Canadian bus manufacturer Letenda has unveiled a new generation of electric buses designed specifically for cold weather. The first model to arrive will be a midibus called Electrip, which is made for the city.
The Electrip is around nine meters long and, according to Letenda, will offer space for up to 45 passengers, including 24 seats and up to six wheelchairs. The manufacturer evokes a “geometry redesigned to offer unparalleled comfort and handling”. In addition, thanks to a modular aluminum body, the Electrip is very light, which contributes to its efficiency.
Cummins will supply the electric motor and batteries and install three batteries in the buses with a total capacity of 222 kWh. On the Letenda website, the claimed battery capacity is 222 kWh at 296 – so apparently a fourth battery is offered as an option. The battery cells use NMC chemistry and can charge up to 150kW.

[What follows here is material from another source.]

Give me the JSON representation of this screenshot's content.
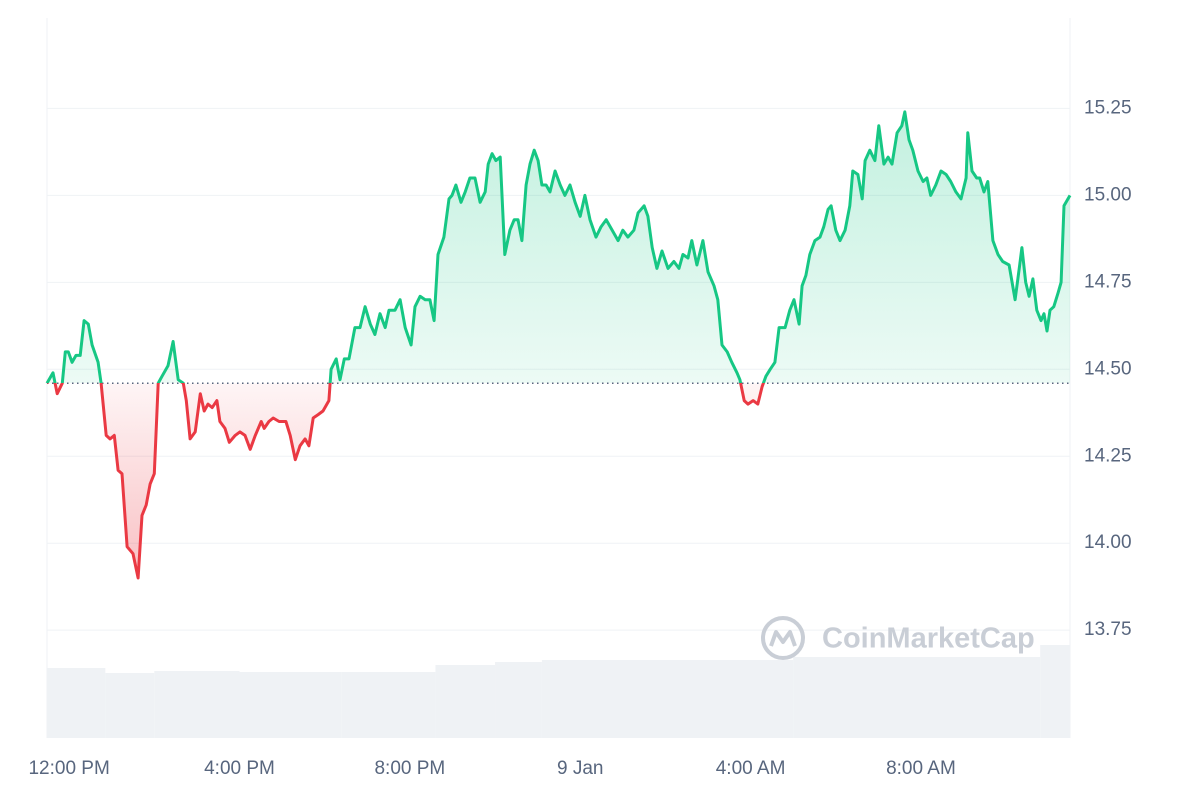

In addition to the batteries, the powertrain control, drivetrain, power electronics, charging control and connectivity systems also come from Cummins. Additionally, the company’s cooperation with Letenda will expand, as Letenda intends to offer the electric bus across Canada and the United States.
So far, the autonomy of the Electrip in summer or winter has not been revealed. There is supposed to be underfloor heating inside. However, what is supposed to make the Electrip suitable for winter use is not specified.
Nicolas Letendre, Chairman and CEO of Letenda, targets other characteristics in his statements. “The Electrip is perfectly suited to transport companies wishing to reduce their environmental impact and optimize their operations while moving towards sustainable mobility”, specifies Letendre. “Our product is complementary to the existing offer of electric vehicles for mass transit due to its size and innovative design.”
In addition to Cummins, other partners include Rio Tinto, as well as several Quebec companies such as Constructions Proco, Simplex Tool Rental, Promotion Saguenay, La Société de la Vallée de L’aluminium, Développement économique Longueuil and ACET Banque Nationale.
Besides private investors, Letendre also received an undisclosed amount of government funding.